Compute the eigenvalues and eigenvectors of the matrix A. You’ll need to show your work. You’ll need to write out the characteristic polynomial and show your solution.

\(A = \begin{bmatrix} 1 & 2 & 3 \\ 0 & 4 & 5 \\ 0 & 0 & 6 \end{bmatrix}\)

Solution :

A <- matrix(c(1, 2, 3, 0, 4, 5, 0, 0, 6), nrow = 3, byrow = TRUE)
print(A)
##      [,1] [,2] [,3]
## [1,]    1    2    3
## [2,]    0    4    5
## [3,]    0    0    6

Since A is a triangular matrix, its eigenvalues are values on the diagonal, so

\(λ1 = 1\), \(λ2 = 4\), and λ3 = 6

Double-check eigenvalues in R

eigen(A)$values
## [1] 6 4 1

The characteristic polynomial is \(p_A(\lambda) = (1 - \lambda)(4 - \lambda)(6 - \lambda)\) or

\(p_A(\lambda) = 24 - 34\lambda + 11\lambda^2 - \lambda^3\).

If \(\lambda = 1\), then \(A - \lambda I_3\) is row-reduced to:

rref(A - 1 * diag(3))
##      [,1] [,2] [,3]
## [1,]    0    1    0
## [2,]    0    0    1
## [3,]    0    0    0

\[ \begin{pmatrix} 0 & 1 & 0 \\ 0 & 0 & 1 \\ 0 & 0 & 0 \\ \end{pmatrix} \]

This gives us the *eigenspace8 \(E_{\lambda=1} = \langle \begin{pmatrix} 1 \\ 0 \\ 0 \end{pmatrix} \rangle\).

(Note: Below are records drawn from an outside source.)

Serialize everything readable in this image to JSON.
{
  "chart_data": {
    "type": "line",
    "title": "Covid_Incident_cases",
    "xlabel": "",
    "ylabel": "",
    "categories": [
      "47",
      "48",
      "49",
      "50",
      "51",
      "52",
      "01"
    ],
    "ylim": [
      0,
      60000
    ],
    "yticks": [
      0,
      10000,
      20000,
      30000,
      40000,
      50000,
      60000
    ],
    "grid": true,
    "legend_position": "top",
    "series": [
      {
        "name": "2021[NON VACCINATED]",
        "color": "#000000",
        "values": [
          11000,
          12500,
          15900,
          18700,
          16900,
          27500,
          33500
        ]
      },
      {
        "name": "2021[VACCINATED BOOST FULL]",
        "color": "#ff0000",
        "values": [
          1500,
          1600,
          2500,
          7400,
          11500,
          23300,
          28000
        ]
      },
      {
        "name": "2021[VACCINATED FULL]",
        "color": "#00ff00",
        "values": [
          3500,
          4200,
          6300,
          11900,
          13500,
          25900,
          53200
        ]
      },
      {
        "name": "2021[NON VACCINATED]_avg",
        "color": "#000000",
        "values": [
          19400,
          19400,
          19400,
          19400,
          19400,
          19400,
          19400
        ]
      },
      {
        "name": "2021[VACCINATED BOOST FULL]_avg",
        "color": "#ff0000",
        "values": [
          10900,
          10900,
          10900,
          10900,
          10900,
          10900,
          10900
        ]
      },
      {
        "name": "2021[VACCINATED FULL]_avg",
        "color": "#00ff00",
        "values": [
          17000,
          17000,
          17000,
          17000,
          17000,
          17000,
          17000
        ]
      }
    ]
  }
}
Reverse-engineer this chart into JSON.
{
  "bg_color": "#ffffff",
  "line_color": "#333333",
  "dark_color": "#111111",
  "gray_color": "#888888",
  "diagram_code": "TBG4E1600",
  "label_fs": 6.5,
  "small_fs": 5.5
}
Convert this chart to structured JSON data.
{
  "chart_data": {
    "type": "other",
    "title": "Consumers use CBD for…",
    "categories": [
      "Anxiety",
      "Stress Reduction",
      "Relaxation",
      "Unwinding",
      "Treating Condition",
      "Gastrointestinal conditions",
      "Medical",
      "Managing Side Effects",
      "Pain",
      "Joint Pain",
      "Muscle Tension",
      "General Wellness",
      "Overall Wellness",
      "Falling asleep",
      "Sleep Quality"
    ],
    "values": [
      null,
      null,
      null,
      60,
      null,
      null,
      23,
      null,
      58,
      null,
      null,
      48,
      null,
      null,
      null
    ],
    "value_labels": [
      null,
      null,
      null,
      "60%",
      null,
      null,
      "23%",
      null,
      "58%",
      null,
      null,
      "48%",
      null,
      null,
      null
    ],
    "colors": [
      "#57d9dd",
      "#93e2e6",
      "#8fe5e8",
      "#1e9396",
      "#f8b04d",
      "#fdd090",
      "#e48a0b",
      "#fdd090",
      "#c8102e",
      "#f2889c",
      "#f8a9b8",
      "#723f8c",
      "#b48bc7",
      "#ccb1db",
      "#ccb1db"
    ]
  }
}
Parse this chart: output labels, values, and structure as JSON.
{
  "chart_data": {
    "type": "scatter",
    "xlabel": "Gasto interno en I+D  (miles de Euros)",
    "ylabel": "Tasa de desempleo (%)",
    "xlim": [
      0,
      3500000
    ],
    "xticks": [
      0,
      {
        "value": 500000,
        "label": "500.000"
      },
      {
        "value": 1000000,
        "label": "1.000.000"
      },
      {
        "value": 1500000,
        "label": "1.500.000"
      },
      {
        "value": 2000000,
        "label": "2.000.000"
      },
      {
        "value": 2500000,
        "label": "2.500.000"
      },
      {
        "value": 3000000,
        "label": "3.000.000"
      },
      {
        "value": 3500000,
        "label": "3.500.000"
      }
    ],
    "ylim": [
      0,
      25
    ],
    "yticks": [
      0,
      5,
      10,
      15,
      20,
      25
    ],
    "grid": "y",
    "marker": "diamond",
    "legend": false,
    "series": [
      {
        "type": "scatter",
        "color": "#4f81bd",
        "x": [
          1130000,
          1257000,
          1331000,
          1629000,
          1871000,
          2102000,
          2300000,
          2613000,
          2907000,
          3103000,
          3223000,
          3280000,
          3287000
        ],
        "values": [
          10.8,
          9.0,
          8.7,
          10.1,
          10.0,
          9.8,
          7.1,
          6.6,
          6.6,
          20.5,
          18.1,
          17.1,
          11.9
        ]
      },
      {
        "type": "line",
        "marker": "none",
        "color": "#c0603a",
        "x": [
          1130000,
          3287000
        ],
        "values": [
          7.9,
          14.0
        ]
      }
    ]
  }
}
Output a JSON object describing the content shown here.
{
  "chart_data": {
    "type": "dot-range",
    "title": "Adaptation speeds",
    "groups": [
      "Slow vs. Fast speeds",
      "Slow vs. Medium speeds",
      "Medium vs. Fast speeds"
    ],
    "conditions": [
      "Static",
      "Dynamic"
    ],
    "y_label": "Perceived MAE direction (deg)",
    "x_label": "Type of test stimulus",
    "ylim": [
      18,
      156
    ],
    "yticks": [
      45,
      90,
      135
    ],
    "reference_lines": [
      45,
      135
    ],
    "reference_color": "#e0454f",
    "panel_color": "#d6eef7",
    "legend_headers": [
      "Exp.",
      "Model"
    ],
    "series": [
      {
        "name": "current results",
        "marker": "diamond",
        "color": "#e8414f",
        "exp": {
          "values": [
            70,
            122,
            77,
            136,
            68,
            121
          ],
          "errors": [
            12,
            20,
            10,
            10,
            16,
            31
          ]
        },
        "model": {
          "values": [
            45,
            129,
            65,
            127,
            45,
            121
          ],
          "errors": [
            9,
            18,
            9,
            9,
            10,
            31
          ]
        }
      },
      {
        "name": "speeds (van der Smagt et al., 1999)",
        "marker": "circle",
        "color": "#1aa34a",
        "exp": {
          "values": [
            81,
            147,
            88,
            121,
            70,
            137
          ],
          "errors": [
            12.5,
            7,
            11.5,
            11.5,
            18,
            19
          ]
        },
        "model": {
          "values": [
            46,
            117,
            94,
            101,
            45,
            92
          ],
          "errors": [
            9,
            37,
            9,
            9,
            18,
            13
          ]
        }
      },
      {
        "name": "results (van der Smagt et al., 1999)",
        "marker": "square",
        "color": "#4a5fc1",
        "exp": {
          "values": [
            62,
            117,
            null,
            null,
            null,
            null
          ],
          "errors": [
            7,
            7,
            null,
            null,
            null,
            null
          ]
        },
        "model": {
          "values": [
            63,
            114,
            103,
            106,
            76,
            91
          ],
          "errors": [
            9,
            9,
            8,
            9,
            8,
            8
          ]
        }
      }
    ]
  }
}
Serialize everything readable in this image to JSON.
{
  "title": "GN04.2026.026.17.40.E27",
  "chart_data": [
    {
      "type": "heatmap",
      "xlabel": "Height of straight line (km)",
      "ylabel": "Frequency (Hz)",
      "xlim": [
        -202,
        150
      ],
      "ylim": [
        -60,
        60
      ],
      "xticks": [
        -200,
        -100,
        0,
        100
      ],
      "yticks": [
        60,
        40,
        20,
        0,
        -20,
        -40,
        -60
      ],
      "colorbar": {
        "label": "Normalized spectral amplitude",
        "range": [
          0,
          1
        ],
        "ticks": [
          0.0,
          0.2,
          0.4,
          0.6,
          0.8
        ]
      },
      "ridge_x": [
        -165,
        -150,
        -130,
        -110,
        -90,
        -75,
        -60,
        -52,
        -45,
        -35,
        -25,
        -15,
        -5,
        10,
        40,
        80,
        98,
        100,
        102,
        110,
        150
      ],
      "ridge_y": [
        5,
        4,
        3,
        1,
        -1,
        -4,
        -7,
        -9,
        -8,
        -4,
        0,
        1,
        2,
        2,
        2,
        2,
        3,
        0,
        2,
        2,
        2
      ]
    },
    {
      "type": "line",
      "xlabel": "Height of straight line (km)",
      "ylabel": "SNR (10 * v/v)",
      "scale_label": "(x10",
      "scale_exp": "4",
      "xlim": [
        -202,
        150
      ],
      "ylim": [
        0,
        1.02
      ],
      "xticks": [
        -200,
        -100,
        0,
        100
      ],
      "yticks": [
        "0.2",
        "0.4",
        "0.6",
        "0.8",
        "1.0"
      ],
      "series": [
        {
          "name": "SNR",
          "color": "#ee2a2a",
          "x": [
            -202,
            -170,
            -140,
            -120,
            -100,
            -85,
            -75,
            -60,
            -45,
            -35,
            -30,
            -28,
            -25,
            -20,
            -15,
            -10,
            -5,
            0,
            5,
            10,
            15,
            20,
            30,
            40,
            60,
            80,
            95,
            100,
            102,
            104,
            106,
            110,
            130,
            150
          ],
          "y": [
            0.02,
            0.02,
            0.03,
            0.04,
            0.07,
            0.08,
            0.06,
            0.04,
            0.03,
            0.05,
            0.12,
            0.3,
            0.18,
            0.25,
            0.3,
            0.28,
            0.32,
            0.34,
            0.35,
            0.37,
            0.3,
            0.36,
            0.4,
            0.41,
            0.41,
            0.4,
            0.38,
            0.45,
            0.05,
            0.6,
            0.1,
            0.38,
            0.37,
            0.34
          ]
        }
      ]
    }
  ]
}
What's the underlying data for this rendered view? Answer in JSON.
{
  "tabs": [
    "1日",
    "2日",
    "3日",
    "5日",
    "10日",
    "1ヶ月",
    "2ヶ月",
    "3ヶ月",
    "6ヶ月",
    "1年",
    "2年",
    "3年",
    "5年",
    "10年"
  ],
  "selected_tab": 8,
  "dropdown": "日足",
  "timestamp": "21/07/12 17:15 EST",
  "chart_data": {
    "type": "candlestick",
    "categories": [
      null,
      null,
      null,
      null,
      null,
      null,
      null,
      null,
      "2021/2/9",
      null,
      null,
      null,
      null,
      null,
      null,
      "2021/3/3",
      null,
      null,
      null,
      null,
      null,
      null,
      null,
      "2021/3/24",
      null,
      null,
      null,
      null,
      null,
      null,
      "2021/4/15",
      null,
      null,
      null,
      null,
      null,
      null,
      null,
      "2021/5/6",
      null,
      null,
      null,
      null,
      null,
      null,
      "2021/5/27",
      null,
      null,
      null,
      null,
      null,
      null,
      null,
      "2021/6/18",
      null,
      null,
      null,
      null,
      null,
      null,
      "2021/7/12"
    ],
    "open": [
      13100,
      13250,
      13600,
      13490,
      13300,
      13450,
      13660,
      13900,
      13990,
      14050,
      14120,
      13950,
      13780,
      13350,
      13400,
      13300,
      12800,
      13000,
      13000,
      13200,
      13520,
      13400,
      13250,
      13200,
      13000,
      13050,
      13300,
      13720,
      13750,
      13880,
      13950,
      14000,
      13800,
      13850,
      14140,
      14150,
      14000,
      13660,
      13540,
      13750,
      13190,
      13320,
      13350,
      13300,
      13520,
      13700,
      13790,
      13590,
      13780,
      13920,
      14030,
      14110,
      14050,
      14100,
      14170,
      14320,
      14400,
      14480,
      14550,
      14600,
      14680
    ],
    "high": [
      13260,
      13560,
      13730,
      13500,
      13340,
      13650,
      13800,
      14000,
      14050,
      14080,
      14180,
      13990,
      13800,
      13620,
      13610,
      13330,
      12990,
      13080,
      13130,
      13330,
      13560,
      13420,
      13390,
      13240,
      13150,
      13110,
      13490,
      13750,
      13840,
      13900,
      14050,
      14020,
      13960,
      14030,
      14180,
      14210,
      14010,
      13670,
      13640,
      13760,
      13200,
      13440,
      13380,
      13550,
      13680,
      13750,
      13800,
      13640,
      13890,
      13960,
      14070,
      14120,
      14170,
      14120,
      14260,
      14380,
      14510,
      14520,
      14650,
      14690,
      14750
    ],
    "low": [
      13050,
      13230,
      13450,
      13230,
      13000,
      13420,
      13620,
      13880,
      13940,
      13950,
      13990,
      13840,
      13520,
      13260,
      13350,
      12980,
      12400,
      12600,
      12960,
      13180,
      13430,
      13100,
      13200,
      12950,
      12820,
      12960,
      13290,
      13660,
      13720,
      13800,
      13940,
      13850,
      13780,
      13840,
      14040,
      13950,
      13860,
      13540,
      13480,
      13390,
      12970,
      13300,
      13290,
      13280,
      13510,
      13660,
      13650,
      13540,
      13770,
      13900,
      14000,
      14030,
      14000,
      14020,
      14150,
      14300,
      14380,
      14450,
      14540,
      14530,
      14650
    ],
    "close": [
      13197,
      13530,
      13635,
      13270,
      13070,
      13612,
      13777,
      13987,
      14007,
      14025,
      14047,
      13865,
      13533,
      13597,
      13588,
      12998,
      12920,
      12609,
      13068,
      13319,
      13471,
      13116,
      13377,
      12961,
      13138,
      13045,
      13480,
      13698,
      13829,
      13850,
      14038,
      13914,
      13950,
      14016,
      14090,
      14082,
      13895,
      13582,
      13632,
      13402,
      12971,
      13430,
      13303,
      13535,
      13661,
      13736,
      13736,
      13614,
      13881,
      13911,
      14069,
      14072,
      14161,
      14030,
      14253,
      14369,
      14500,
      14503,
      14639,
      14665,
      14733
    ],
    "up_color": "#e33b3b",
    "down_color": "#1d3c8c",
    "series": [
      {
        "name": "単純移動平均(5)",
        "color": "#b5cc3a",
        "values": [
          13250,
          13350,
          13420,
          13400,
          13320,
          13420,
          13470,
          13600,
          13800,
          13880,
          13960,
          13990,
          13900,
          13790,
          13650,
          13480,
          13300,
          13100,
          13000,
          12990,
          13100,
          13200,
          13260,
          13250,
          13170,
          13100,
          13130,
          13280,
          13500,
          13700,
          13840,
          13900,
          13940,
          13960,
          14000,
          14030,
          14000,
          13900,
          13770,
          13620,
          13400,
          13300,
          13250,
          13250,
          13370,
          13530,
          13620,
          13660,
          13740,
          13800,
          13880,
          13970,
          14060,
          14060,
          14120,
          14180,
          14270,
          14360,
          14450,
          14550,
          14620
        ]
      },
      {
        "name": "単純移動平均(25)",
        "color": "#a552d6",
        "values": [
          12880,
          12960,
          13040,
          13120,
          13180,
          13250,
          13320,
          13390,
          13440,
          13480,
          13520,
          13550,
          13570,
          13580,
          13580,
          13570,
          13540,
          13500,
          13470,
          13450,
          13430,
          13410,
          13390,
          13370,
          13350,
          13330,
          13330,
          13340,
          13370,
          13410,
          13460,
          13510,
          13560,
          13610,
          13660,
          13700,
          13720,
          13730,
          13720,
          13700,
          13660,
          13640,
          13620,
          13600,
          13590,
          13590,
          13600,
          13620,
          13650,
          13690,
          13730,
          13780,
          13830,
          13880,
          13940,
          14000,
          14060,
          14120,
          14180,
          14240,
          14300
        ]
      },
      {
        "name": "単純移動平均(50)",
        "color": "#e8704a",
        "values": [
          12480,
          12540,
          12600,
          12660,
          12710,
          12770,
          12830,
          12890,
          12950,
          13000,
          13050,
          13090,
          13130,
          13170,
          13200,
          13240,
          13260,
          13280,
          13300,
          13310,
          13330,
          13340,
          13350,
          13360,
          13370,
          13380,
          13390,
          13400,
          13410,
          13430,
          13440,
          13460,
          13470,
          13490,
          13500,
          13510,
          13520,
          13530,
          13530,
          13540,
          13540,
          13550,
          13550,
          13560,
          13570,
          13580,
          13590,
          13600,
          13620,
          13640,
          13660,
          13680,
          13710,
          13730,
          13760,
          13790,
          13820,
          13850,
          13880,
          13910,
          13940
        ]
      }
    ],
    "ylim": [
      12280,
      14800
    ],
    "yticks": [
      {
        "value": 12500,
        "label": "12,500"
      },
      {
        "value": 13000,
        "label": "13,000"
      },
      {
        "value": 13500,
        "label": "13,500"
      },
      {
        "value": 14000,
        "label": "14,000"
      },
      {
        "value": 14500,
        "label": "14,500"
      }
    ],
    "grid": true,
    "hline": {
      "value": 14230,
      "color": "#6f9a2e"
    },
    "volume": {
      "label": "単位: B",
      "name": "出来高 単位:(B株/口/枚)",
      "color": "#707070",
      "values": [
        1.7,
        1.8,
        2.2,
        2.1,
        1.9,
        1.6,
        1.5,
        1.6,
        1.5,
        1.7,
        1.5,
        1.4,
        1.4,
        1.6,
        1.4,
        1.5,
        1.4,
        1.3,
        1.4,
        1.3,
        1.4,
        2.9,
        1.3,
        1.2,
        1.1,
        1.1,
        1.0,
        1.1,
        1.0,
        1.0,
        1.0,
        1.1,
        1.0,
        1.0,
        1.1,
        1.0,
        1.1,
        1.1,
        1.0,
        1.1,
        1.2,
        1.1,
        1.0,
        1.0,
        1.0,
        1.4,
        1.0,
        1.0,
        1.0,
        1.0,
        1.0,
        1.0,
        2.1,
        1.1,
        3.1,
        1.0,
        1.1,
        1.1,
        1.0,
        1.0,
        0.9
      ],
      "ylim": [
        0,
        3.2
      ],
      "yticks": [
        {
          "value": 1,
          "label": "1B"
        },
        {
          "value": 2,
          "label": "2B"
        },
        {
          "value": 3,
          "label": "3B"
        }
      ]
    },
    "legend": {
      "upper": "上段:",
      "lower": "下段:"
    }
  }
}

If \(\lambda = 4\), then \(A - \lambda I_3\) is row-reduced to:

rref(A - 4 * diag(3))
##      [,1]       [,2] [,3]
## [1,]    1 -0.6666667    0
## [2,]    0  0.0000000    1
## [3,]    0  0.0000000    0

\[ \begin{pmatrix} 1 & -0.6666667 & 0 \\ 0 & 0 & 1 \\ 0 & 0 & 0 \\ \end{pmatrix} \]

This gives us the eigenspace \(E_{\lambda=4} = \langle \begin{pmatrix} 1 \\ 1.5 \\ 0 \end{pmatrix} \rangle\).

If \(\lambda = 6\), then \(A - \lambda I_3\) is row-reduced to:

rref(A - 6 * diag(3))
##      [,1] [,2] [,3]
## [1,]    1    0 -1.6
## [2,]    0    1 -2.5
## [3,]    0    0  0.0

\[ \begin{pmatrix} 1 & 0 & -1.6 \\ 0 & 1 & -2.5 \\ 0 & 0 & 0 \\ \end{pmatrix} \]

This gives us the eigenspace \(E_{\lambda=6} = \langle \begin{pmatrix} 1.6 \\ 2.5 \\ 1 \end{pmatrix} \rangle\).